VIVA: VLM-Guided Instruction-Based Video Editing with Reward Optimization

TL;DR

This work tackles the generalization gap in instruction-based video editing caused by reliance on simplistic paired edits. It introduces VIVA, a framework that couples a VLM-based instructor with a diffusion-based editor and a post-training Edit-GRPO stage to improve instruction fidelity, content preservation, and aesthetics. A large synthetic data pipeline and LoRA-enhanced RL optimization enable robust, open-domain edits, including reference-image control, yielding superior results on the VIE-Bench and competitive performance with a commercial model. The approach advances controllable, high-quality video editing with strong generalization to complex real-world instructions. This has practical implications for flexible, user-guided video editing in media production and personalization tools.

Abstract

Instruction-based video editing aims to modify an input video according to a natural-language instruction while preserving content fidelity and temporal coherence. However, existing diffusion-based approaches are often trained on paired data of simple editing operations, which fundamentally limits their ability to generalize to diverse and complex, real-world instructions. To address this generalization gap, we propose VIVA, a scalable framework for instruction-based video editing that leverages VLM-guided encoding and reward optimization. First, we introduce a VLM-based instructor that encodes the textual instruction, the first frame of the source video, and an optional reference image into visually-grounded instruction representations, providing fine-grained spatial and semantic context for the diffusion transformer backbone. Second, we propose a post-training stage, Edit-GRPO, which adapts Group Relative Policy Optimization to the domain of video editing, directly optimizing the model for instruction-faithful, content-preserving, and aesthetically pleasing edits using relative rewards. Furthermore, we propose a data construction pipeline designed to synthetically generate diverse, high-fidelity paired video-instruction data of basic editing operations. Extensive experiments show that VIVA achieves superior instruction following, generalization, and editing quality over state-of-the-art methods. Website: https://viva-paper.github.io

Figures (14)

• Figure 1: Example results generated by VIVA in comparison with Runway Gen-4 Aleph runway2025aleph. Our method supports instruction-based video editing with an optional reference image as input (shown as the inset teddy bear in the first row).
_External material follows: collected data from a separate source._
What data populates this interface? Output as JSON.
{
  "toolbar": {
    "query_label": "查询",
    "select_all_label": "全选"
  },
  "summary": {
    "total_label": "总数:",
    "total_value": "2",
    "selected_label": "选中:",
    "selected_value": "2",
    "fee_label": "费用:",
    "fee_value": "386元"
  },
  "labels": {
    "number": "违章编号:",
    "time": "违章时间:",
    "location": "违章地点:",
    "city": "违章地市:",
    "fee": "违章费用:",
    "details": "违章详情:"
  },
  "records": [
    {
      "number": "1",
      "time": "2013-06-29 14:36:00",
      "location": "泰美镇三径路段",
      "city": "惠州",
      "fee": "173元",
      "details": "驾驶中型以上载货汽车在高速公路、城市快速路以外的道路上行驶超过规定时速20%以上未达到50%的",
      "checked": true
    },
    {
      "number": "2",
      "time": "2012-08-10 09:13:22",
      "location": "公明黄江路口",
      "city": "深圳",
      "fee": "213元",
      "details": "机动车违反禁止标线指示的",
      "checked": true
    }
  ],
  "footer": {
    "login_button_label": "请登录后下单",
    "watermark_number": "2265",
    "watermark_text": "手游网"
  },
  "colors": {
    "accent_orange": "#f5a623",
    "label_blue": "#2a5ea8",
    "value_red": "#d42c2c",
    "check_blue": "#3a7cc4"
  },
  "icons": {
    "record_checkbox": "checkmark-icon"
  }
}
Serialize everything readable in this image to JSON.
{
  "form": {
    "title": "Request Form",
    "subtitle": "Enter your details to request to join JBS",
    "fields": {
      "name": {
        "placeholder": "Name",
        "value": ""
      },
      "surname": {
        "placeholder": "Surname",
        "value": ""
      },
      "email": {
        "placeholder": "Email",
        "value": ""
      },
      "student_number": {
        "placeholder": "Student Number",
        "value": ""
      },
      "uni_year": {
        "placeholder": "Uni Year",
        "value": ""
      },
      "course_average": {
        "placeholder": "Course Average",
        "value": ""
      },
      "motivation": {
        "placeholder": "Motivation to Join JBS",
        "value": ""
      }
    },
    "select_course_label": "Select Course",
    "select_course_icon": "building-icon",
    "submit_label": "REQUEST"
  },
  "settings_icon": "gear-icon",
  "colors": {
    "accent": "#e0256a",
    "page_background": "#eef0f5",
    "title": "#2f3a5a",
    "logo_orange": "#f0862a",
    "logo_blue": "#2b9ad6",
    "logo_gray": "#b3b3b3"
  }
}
Runway Gen-4 Aleph over-completes the editing instruction, removing both the hand and the cigarette entirely, and fails to preserve the identity of the teddy bear.
• Figure 2: Overall pipeline of VIVA. A context-aware VLM instructor encodes the system prompt, instruction, first frame of the source video, and an optional reference image into VLM tokens. A trainable token refiner aligns these tokens to the pretrained DiT latent space. The VAE encodings of the source video and optional reference image are added to the noisy latent to form context-aware noise tokens. Finally, the DiT denoises these tokens under VLM guidance to generate the edited video.
• Figure 3: Overall pipeline of Edit-GRPO. We inject stochasticity via Flow-SDE liu2025flowgrpo to generate diverse samples, score them with our reward system, and compute a GRPO loss from the resulting relative advantages to update the model. For efficiency, we optimize a LoRA instead of full fine-tuning.
• Figure 4: Qualitative comparison of the instruction-based video editing on the VIE-Bench mou2025instructx dataset. The editing instruction corresponding to each group of results is shown at the bottom.
• Figure 5: User study results. We conduct 1-to-1 paired comparisons. Win indicates users prefer ours better than baseline, vice versa. Tie indicates there is no significant difference. Numbers are reported in percentage.